4.3.9 - Data cleaning
N/A
4.3.10 - Data sharing agreements
N/A as the data is not be shared outside its original organisation
4.3.11 - Data access and storage
This data science team in CDDO have access to this data. The data is stored in an S3 bucket, in a restricted AWS account. Only a few specific CDDO members have access to the main AWS account, which requires multi-factor authentication.
Tier 2 - Risks, Mitigations and Impact Assessments
5.1 - Impact assessment
As this is an internal tool that doesn’t have any Personally identifiable information, an assessment such as DPIA isn’t relevant.
5.2 - Risks and mitigations
The main risks are: - hallucinations, - data becoming out of date, and - inaccurate outputs.

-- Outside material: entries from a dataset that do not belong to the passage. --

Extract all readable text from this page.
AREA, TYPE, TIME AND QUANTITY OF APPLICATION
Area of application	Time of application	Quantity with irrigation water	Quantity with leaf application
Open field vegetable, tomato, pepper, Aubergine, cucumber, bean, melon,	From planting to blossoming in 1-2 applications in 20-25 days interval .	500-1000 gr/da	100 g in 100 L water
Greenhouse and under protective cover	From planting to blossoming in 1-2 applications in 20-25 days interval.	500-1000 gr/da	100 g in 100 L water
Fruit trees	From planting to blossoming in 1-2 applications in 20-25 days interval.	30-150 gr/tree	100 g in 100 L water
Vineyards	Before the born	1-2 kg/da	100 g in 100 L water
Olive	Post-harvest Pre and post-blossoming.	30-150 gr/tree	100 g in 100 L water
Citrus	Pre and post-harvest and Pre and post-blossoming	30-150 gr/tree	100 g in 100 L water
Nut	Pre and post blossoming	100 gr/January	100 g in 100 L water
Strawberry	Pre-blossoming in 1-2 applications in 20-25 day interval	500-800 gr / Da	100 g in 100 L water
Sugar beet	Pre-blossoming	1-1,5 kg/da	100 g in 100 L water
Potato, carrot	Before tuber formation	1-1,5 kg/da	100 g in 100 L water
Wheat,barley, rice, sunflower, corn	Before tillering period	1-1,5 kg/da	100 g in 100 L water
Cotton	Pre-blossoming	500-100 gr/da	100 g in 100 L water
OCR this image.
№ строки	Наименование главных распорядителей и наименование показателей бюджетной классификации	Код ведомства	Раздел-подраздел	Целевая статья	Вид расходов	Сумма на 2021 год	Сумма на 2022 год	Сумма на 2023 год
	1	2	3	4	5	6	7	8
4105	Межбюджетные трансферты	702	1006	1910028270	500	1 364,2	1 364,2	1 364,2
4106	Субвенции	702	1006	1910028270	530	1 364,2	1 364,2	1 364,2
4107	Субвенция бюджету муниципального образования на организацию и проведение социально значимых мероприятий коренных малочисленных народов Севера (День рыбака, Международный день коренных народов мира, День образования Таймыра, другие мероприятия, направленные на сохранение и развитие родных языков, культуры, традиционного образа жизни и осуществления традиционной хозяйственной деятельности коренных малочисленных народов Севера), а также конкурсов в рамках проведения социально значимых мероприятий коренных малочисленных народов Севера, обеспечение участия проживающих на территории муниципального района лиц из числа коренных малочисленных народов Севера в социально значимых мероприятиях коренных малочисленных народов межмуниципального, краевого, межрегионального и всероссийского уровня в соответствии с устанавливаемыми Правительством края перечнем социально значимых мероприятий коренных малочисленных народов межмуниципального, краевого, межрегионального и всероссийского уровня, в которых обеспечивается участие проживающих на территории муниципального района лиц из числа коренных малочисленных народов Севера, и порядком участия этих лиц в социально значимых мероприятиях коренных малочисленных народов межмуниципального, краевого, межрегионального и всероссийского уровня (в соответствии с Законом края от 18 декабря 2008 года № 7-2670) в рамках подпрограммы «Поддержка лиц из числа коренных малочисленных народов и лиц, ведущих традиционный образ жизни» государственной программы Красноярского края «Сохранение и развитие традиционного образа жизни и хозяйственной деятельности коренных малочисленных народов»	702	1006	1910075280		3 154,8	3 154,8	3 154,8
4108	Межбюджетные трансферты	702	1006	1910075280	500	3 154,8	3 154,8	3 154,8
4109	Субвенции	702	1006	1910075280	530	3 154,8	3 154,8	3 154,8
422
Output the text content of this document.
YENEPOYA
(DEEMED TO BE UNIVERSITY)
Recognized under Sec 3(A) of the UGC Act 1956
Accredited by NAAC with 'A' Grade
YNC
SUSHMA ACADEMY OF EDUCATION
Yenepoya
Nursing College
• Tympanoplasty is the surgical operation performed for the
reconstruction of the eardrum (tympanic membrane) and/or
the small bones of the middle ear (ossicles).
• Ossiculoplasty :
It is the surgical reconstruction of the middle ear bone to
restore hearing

How are we mitigating against these risks: - to mitigate against the model hallucinating we are giving it access to our complete record of intranet data, so it’s less likely to make up things. For math related queries we have built a math tool (e.g how many days of leave I have if I have worked in CDDO for 3 years). This again makes it less likely for the model to come up with inaccurate answers. Furthermore, we are using prompt engineering to instruct the model on how to appropriately respond to a query and if it cannot find the answer in the vector database to return “No answer found”. The “temperature” setting on the LLM is also set to 0.1 to minimise the “creativity” and the scope of words the LLM has access to in its responses. - we currently have access to all of the data on the intranet, however new guidance might be published in the future. If the chatbot will go live, we will ensure that our scraping and updating of the vector database is undertaken on a consistent basis, that the model is updated in an automated manner. - it is possible for the LLM to return the wrong response to the user. To mitigate this, we have added the references to the response returned so that the user can double check the information from the LLM is relevant/correct. We are also planning to create some user documentation where we will share tips and tricks on how to use the chatbot.